Put simply, private companies which deal with the personal data of Indian citizens will have to store a copy of that data in India. This will have significant consequences for Silicon Valley-based giants who store the data of their Indian users primarily in the United States, Europe or Singapore, said The Wire.
The bill goes onto to note that the Centre will notify further categories of personal data, called “critical personal data”, which can only be stored in India.
About data localisation, The Wire cited experts to say it appears not to be aimed at protecting Indian data from foreign eyes but looks more like an attempt at making sure the Indian government will be able to access the data of Indian citizens more easily, without having to wrestle Silicon Valley-based companies and the US government for it. Combined with the fact that there is nothing in the draft bill on reforming India’s mass surveillance apparatus, this raises concerns.
In addition, the bill also lays out that the data protection authority will decide if data breaches will be disclosed to the users that have been affected. The Wire report pointed out that Indian companies and government agencies are more than happy to be quiet about their lax security standards. Affected users should have a legal right to know if their data has been compromised, as they have in the United States, it said.
Reacting to the draft Bill, Vidur Gupta, partner, EY India said the data protection report will be a key step towards building the important base of ‘trusted’ digital India. “The proposed introduction of a Digital Protection Authority(DPA) as an independent regulatory body with wider powers would be quite beneficial in the enforcement of the data protection law,” IE reported him as saying.
PwC India’s Siddharth Vishwanath hailed the draft, said the IE report: “The draft is on expected lines. It clearly addresses key tenants like individual rights over their data, data protection, breach notification. What is positive is that the penalties are structured in a manner to create adequate deterrence. It will clearly drive the industry to create a safer ecosystem in the data economy.”
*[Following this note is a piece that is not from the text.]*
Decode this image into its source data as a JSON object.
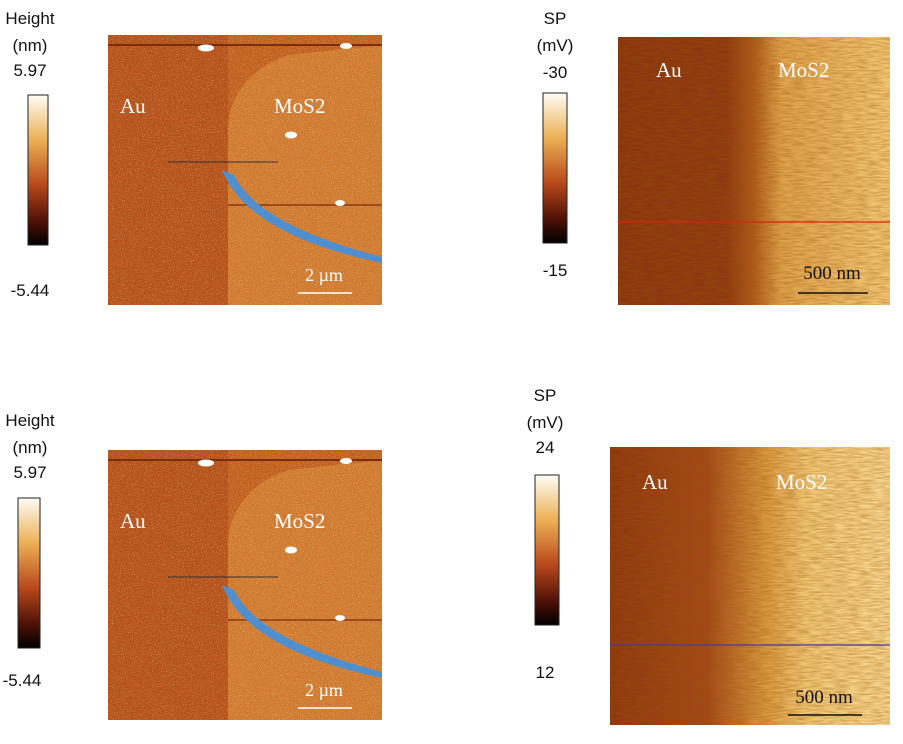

Pointing out loopholes in the draft, Amba Kak of Mozilla Corporation said, “This bill provides a strong foundation of protection for Indians’ privacy, but it is not without loopholes – in particular, the requirement to store a copy of all personal data within India, creating broad permissions for government use of data, and the independence of the regulator’s adjudicatory authority. We welcome the Government’s commitment to a public consultation process, which we hope will rectify the cracks in this foundation.”
Nikhil Pawa, co-founder of savetheinternet.in and internet freedom said that the bill needs fixing. Pawa said, “All your data is expected to be mirrored in India. There doesn’t seem to be any surveillance reform in the bill. So, basically settings the stage for mass surveillance. That’s my initial reading.”
In a tweet, Pahwa said: “This is a weak data protection bill and it should NOT be allowed to be passed in Parliament. Justice Srikrishna has disappointed. Above all, users are not being given ownership of their own data. @trai did better. Users aren’t being given right to erasure, only non disclosure.”